Scenario 3 is a more counterintuitive scenario. The float standard can represent floating-point numbers in the range of $[-2^{127}, 2^{127}]$, but this does not mean that precision loss will NOT occur within this range.

Consider the decimal scientific notation of 16800013 as $1.6800013 * 10^{7}$, and since the significand in the binary representation of float can only represent 6-7 decimal places, 0.6800013 will be truncated.

Let’s directly switch to binary scientific notation $1.001358807086*2^{24}$, where 0.001358807086 is the truncated decimal fraction. After representing it with 23 bits in binary, it will be further truncated, so the integer represented by float will be the truncated version.

Let’s verify:

#include <iostream>

int main() {
        union {
             float input;
             int output;
        }u;
        u.input=16800013;
        
        std::cout << "original float: 16800013" << std::endl;
        std::cout << "after assigned to float(rounded):" << u.input << std::endl << std::endl;
        std::cout << "float to int:" << (int)u.input << std::endl << std::endl;
        
        std::cout << "sign:" << (u.output >> 31) << std::endl;
        std::cout << "exponent:" << (u.output >> 23) << std::endl;
        
        int tmp= (u.output & 0x7FFFFF);
        std::cout << "significand:";
        for(int t=22; t>=0; --t) {
                std::cout << ((tmp>>t)&0x1);
        }
        std::cout << std::endl;
}

original float: 16800123
after assigned to float(rounded):1.68e+07
float to int:16800012

sign:0
exponent:151
significand:00000000010110010000110

From the results, we can see that after assigning 16800013 to float, converting it back to int results in 16800012.

I specifically chose 16800013 because it is slightly larger than $2^{24}$, and 24 bits represent 23 bits significand + 1 bit of leading 1, so integers within the range of $[-2^{24}, 2^{24}]$ can be fully represented.

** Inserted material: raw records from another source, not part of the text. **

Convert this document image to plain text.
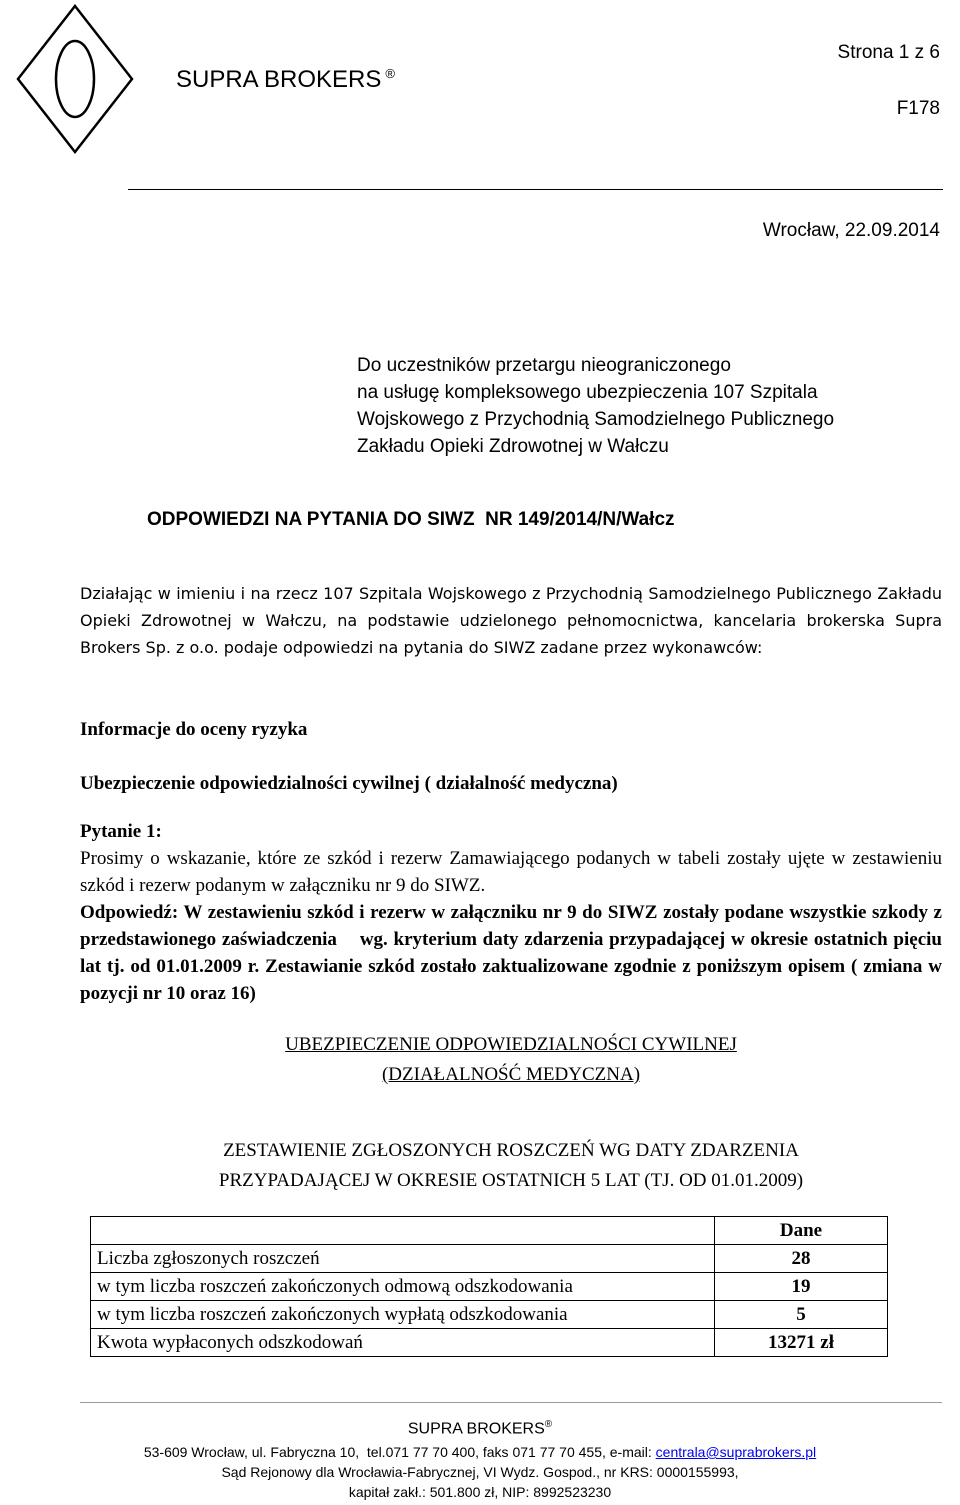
SUPRA BROKERS ®
Strona 1 z 6
F178
Wrocław, 22.09.2014
Do uczestników przetargu nieograniczonego
na usługę kompleksowego ubezpieczenia 107 Szpitala
Wojskowego z Przychodnią Samodzielnego Publicznego
Zakładu Opieki Zdrowotnej w Wałczu
ODPOWIEDZI NA PYTANIA DO SIWZ  NR 149/2014/N/Wałcz
Działając w imieniu i na rzecz 107 Szpitala Wojskowego z Przychodnią Samodzielnego Publicznego Zakładu Opieki Zdrowotnej w Wałczu, na podstawie udzielonego pełnomocnictwa, kancelaria brokerska Supra Brokers Sp. z o.o. podaje odpowiedzi na pytania do SIWZ zadane przez wykonawców:
Informacje do oceny ryzyka
Ubezpieczenie odpowiedzialności cywilnej ( działalność medyczna)
Pytanie 1:
Prosimy o wskazanie, które ze szkód i rezerw Zamawiającego podanych w tabeli zostały ujęte w zestawieniu szkód i rezerw podanym w załączniku nr 9 do SIWZ.
Odpowiedź: W zestawieniu szkód i rezerw w załączniku nr 9 do SIWZ zostały podane wszystkie szkody z przedstawionego zaświadczenia    wg. kryterium daty zdarzenia przypadającej w okresie ostatnich pięciu lat tj. od 01.01.2009 r. Zestawianie szkód zostało zaktualizowane zgodnie z poniższym opisem ( zmiana w pozycji nr 10 oraz 16)
UBEZPIECZENIE ODPOWIEDZIALNOŚCI CYWILNEJ
(DZIAŁALNOŚĆ MEDYCZNA)
ZESTAWIENIE ZGŁOSZONYCH ROSZCZEŃ WG DATY ZDARZENIA
PRZYPADAJĄCEJ W OKRESIE OSTATNICH 5 LAT (TJ. OD 01.01.2009)
	Dane
Liczba zgłoszonych roszczeń	28
w tym liczba roszczeń zakończonych odmową odszkodowania	19
w tym liczba roszczeń zakończonych wypłatą odszkodowania	5
Kwota wypłaconych odszkodowań	13271 zł
SUPRA BROKERS®
53-609 Wrocław, ul. Fabryczna 10,  tel.071 77 70 400, faks 071 77 70 455, e-mail: centrala@suprabrokers.pl
Sąd Rejonowy dla Wrocławia-Fabrycznej, VI Wydz. Gospod., nr KRS: 0000155993,
kapitał zakł.: 501.800 zł, NIP: 8992523230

For numbers larger than $2^{24}$, their binary representation will have more than 24 bits. When the decimal point is moved to the leading 1, the bits after that exceed 23 and will be truncated by the significand.

Decimal: 16800013
Hex:     0x100590D
Binary:  0001 [0000 0000 0101 1001 0000 1101]
float:      1.[0000 0000 0101 1001 0000 110] * 2^(24) 

double Standard

The analysis process for double precision is the same as for float. You can refer to the above analysis. The standard is here:
double-standard

Under the double standard, since the significand can have up to 63 bits, for positive integers, there will be no truncation issues within approximately $10^{18}$. This is also why Lua can use the number type to represent both integers and floating-point numbers (from Programming in Lua). lua-number

Conclusion

Float and double are very common built-in types in programming languages, but their encoding method makes their meaning less intuitive than integer and string types.

In most scenarios, we do not encounter or pay attention to the precision loss of float because the rounding up of float itself may mask the issue. However, in fields like billing and scientific computing, where precision is crucial, it is essential to pay special attention to the various scenarios of floating-point precision loss.

This article focuses on explaining the reasons for precision loss in float when representing special decimals, long significant digits, and large integers.